Jasper, Texas (2003 TV Movie)
6/10
Racism on two sides of Texas
8 February 2008
Texas is a big, big state. There is plenty of room for racism to exist in any places at once. In 1998, there were two big incidents that made national headlines.

Near the Louisiana border, in Jasper, Texas. James Byrd was being drug to his death by three white men out for a good time. 600 miles away, near the New Mexico border, in Tulia, Texas, the sheriff hired Tome Coleman to combat his town's perceived drug problem. As the trials went on in Jasper, a pre-dawn raid rounded up 46 black men in Tulia and they were sentenced to 750 years in prison on trumped-up charges.

We will have to wait until Halle Berry has her baby to see the completion of Tulia, but we can watch the crimes in Jasper, now.

Louis Gossett Jr. plays the Mayor of Jasper, and Jon Voight is the Sheriff. They have to deal with the impact of the crime and the trial on a town of 8,000. They are not only ill prepared to investigate such a heinous murder, but they have to deal with the Black Panthers, who arrive to march armed (legal in Texas), and the KKK. I cannot think of two actors who were better suited for the parts, and could have played them better.

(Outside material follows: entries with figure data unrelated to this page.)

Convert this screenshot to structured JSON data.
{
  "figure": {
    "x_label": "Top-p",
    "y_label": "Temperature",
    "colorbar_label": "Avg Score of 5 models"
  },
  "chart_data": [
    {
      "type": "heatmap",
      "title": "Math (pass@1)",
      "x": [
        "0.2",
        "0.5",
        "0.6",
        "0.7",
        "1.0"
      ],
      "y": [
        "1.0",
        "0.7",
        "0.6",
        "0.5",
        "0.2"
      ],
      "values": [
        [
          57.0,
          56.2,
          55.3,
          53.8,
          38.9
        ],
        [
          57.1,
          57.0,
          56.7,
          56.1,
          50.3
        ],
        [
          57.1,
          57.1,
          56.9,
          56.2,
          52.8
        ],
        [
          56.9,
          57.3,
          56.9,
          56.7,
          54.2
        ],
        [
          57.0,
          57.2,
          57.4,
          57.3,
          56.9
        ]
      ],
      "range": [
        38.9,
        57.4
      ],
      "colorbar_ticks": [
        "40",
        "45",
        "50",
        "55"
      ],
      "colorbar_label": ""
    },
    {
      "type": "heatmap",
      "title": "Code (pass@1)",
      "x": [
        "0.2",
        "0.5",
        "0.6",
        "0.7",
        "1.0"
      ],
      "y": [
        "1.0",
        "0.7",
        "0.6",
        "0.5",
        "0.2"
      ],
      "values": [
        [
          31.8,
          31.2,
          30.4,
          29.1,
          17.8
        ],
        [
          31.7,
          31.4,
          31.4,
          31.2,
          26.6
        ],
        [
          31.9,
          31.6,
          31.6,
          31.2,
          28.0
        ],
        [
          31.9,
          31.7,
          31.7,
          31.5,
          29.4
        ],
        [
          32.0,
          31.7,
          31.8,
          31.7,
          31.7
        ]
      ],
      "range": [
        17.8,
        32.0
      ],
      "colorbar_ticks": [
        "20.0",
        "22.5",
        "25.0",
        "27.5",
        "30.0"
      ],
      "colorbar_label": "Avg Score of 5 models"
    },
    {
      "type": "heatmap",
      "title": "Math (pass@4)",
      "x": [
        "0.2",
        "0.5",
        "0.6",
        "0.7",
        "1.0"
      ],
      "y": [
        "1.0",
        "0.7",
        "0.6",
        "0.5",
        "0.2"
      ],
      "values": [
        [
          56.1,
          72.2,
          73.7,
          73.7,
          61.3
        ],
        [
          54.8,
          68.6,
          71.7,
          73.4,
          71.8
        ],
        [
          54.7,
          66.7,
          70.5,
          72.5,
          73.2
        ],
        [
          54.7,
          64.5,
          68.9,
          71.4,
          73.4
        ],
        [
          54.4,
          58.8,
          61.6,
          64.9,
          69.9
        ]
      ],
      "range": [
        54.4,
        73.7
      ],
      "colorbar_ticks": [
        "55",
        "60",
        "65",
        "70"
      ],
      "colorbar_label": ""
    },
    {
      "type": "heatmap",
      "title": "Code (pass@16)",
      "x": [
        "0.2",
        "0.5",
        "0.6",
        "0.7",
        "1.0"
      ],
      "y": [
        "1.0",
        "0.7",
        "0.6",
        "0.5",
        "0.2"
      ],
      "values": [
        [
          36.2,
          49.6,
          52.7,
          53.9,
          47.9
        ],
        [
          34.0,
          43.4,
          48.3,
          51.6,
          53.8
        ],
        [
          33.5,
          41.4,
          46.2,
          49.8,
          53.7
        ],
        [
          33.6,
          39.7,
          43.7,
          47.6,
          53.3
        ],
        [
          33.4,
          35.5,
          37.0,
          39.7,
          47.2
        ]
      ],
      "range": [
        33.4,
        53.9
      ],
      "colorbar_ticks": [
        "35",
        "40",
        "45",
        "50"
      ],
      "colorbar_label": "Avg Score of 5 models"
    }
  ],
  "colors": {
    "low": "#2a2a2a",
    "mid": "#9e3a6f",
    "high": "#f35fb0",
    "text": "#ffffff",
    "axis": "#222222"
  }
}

The overall message of the film is that these three men were not representative of the town - that blacks and whites got along. The truth was laid bare during the trial. They got along because the black citizens did not make waves. There was an undercurrent of racism throughout the community and it took an incident like this to get the town to look at it.

It is a shame that it took a death to make things better, but James Byrd did have what is hopefully a lasting legacy on the town.